Virginia requires corporations to file their Articles of Incorporation with the Secretary of State before the corporation can legally operate.

The Virginia Articles of Incorporation require the following information:

  • Your corporation name and designation
  • Your corporation’s purpose
  • The shares of stock your corporation will issue
  • Your registered agent’s name and address
  • The number in your board of directors
  • The names of all your directors
  • The name of your incorporator
  • The incorporator’s signature

The Articles of Incorporation can include optional provisions that regulate the internal procedures of the business.

Step 1: Determine whether you need to change your Virginia Articles of Incorporation

The information given to the Virginia Secretary of State in the Articles of Incorporation is public record. This allows the state to compile the information of businesses registered within the state and maintain the records in a database. Anyone seeking to contact your business can obtain your principal address and your registered agent’s address if necessary.

When this information changes, updating the state as soon as possible eliminates the risk of your business’s information becoming outdated and inaccurate.

The failure to update the Secretary of State through an Articles of Amendment can result in the inability to obtain a Certificate of Good Standing.

In some situations, third parties request a Certificate of Good Standing prior to contracting with your business. The Certificate of Good Standing verifies that your business is legally registered in Virginia and is in compliance with statutory requirements. Your corporation may need a Certificate of Good Standing to:

  • Apply for business loans
  • Open a corporate bank account
  • Enter a contract with a third party 

If you don’t file Articles of Amendment to update the information contained in your Articles of Incorporation, your corporation can face difficulty obtaining financing and encounter other issues.

Step 2: Review requirements for your Virginia amendment

Virginia corporations can file Articles of Amendment to change the information listed in their initial Articles of Incorporation, including:

  • The name of the corporation
  • The number of shares authorized by the corporation
  • The corporation’s purpose

The Articles of Amendment can add or change any provision allowed to be included in the initial Articles of Incorporation. It can also delete provisions included in the Articles of Incorporation that weren’t required.

Step 3: Gather supporting documentation for your Virginia amendment

Include any documentation that supports the changes made by the Articles of Amendment to reduce the likelihood of the Secretary of State rejecting your filing. For example, you will want to provide information illustrating the voting and approval process.

Step 4: Complete a Virginia change of registered agent form (if necessary)

Virginia provides separate forms for certain changes in lieu of filing Articles of Amendment, including a change of registered agent and/or registered office form and a form allowing change of the corporate name with unanimous shareholder consent.

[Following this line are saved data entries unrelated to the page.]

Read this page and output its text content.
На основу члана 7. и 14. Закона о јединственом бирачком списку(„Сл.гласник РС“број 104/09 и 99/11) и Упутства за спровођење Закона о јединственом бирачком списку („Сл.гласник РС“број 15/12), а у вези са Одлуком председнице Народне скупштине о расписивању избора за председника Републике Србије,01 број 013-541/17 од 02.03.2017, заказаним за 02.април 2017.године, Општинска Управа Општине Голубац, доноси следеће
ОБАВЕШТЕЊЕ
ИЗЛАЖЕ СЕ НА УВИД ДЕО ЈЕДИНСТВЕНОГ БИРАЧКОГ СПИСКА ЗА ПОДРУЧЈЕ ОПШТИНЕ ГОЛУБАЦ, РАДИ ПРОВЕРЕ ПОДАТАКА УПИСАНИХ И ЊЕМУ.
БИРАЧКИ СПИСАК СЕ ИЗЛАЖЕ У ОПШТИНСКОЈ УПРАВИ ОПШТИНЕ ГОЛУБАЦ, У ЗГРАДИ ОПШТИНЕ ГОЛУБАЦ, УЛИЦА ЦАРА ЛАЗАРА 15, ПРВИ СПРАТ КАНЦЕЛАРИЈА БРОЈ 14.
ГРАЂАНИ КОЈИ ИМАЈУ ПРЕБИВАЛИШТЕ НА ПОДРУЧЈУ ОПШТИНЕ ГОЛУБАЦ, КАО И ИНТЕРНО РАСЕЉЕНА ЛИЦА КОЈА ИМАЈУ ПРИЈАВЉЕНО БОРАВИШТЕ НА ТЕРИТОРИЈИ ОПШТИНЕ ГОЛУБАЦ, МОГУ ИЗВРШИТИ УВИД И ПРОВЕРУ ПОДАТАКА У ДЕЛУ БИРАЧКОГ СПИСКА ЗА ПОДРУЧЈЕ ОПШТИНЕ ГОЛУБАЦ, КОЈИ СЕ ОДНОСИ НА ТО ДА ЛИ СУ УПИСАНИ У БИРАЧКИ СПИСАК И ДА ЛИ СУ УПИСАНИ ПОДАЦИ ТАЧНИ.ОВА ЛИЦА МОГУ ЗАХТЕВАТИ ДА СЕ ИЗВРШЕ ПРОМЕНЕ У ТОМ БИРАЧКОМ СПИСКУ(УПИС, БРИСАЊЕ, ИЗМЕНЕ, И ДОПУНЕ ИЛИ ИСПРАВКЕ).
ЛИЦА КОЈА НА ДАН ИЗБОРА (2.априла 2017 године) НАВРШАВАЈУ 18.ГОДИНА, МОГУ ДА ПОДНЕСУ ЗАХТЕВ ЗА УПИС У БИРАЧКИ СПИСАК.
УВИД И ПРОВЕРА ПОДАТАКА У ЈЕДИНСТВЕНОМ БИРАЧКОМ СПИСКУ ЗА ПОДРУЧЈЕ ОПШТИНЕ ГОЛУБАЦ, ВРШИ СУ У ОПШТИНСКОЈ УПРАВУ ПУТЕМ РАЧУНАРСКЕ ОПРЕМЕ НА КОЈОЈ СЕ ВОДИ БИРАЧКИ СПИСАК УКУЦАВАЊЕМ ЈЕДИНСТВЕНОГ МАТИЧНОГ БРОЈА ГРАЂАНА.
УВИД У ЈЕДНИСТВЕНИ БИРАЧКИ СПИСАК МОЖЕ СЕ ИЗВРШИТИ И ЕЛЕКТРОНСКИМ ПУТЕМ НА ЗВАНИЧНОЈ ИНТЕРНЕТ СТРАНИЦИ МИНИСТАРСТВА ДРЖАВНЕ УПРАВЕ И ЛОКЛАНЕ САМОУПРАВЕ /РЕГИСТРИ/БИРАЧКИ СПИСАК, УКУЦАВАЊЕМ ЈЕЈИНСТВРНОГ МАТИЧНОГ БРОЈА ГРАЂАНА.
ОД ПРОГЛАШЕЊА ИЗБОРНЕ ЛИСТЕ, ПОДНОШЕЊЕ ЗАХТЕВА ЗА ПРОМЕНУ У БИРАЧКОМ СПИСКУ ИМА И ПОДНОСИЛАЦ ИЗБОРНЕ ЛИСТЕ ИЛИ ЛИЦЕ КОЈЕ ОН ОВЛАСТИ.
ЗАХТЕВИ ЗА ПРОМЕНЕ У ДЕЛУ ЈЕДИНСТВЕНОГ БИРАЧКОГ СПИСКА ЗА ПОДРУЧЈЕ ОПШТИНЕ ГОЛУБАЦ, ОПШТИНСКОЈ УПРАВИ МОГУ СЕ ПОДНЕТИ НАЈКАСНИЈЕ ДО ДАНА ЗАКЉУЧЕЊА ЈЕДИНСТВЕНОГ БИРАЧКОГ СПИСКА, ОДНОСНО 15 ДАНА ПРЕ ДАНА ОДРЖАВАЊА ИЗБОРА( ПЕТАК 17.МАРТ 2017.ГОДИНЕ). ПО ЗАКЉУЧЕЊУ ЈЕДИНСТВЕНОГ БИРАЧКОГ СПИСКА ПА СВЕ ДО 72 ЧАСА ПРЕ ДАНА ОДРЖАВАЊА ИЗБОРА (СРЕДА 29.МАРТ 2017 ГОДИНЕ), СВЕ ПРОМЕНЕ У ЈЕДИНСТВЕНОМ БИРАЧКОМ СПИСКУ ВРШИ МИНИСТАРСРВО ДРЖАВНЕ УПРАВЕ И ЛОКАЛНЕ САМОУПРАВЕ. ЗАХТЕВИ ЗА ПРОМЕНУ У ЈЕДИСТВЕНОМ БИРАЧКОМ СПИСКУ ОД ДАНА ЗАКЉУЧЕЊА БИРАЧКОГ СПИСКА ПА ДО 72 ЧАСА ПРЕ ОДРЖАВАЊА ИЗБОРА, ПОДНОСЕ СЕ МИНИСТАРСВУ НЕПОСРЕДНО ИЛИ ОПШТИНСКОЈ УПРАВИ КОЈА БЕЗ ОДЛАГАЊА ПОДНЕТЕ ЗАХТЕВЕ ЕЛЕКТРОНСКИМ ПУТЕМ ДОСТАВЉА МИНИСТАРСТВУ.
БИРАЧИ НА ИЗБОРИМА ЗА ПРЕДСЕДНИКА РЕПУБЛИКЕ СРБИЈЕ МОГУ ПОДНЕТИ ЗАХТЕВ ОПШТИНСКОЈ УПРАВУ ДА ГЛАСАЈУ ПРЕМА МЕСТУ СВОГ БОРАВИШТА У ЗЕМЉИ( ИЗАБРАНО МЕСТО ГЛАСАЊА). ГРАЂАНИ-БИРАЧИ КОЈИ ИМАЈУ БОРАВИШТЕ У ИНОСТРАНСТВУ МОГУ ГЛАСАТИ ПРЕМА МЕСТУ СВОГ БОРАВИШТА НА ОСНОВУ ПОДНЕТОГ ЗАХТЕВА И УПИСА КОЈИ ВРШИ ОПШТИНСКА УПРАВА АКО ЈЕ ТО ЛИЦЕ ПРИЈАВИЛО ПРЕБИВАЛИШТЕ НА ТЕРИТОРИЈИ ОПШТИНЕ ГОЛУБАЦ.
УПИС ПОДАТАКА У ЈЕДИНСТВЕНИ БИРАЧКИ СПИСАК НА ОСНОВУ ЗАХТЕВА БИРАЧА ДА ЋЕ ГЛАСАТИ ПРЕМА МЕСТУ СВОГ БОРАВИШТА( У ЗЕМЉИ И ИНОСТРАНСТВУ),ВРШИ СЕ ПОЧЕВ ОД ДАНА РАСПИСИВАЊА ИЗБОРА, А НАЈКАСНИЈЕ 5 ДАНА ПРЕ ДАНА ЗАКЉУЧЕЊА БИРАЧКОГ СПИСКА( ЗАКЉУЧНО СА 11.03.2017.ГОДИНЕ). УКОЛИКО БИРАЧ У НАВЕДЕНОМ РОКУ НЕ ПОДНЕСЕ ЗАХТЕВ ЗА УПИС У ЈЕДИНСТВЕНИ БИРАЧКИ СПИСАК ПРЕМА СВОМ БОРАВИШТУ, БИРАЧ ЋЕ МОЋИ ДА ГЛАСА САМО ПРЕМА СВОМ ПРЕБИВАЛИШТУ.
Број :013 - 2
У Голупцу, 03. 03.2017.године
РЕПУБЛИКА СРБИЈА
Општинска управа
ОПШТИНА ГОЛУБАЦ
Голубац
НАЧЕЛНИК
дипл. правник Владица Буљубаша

We know that the amendment process can be overwhelming for both new and seasoned business owners. Let us help you stay on track and state-compliant with our Worry-Free Compliance, Virginia registered agent, and amendment services. 

We can help you keep your Virginia corporation in good standing

Updating the Secretary of State when the information in your Articles of Incorporation falls out of date is crucial to keeping your business legally compliant. We are here to make the process easier for you. 

With our help, you don’t have to do it alone. Our Worry-Free Compliance Service sends alerts for important compliance and filing deadlines and provides expert support should you miss a filing and fall out of good standing with the state. Additionally, the Worry-Free Compliance Service includes two yearly amendments — all you have to do is pay the state’s filing fee.

Disclaimer: The content on this page is for information purposes only and does not constitute legal, tax, or accounting advice. If you have specific questions about any of these topics, seek the counsel of a licensed professional.

Virginia Amendment FAQs

  • Any type of corporation or limited liability company (LLC) registered in Virginia that changes the information contained in its formation documents must update the state by filing Articles of Amendment.

  • The cost of filing Articles of Amendment changes frequently and depends on the number of shares issued by your corporation. The Virginia Articles of Amendment form reflects the most up-to-date filing fees.

  • Any officer authorized to act on behalf of the corporation can file Virginia Articles of Incorporation.

  • Virginia maintains an online database for electronic corporate filings. Alternatively, the form can be completed and mailed to the State Corporation Commission Clerk’s Office in Richmond.

  • Virginia requires all corporations to submit a yearly report, known as an annual report, to remain compliant with the state. Filing Articles of Amendment is only required when the corporation makes changes that affect the accuracy of the information contained in the Articles of Incorporation.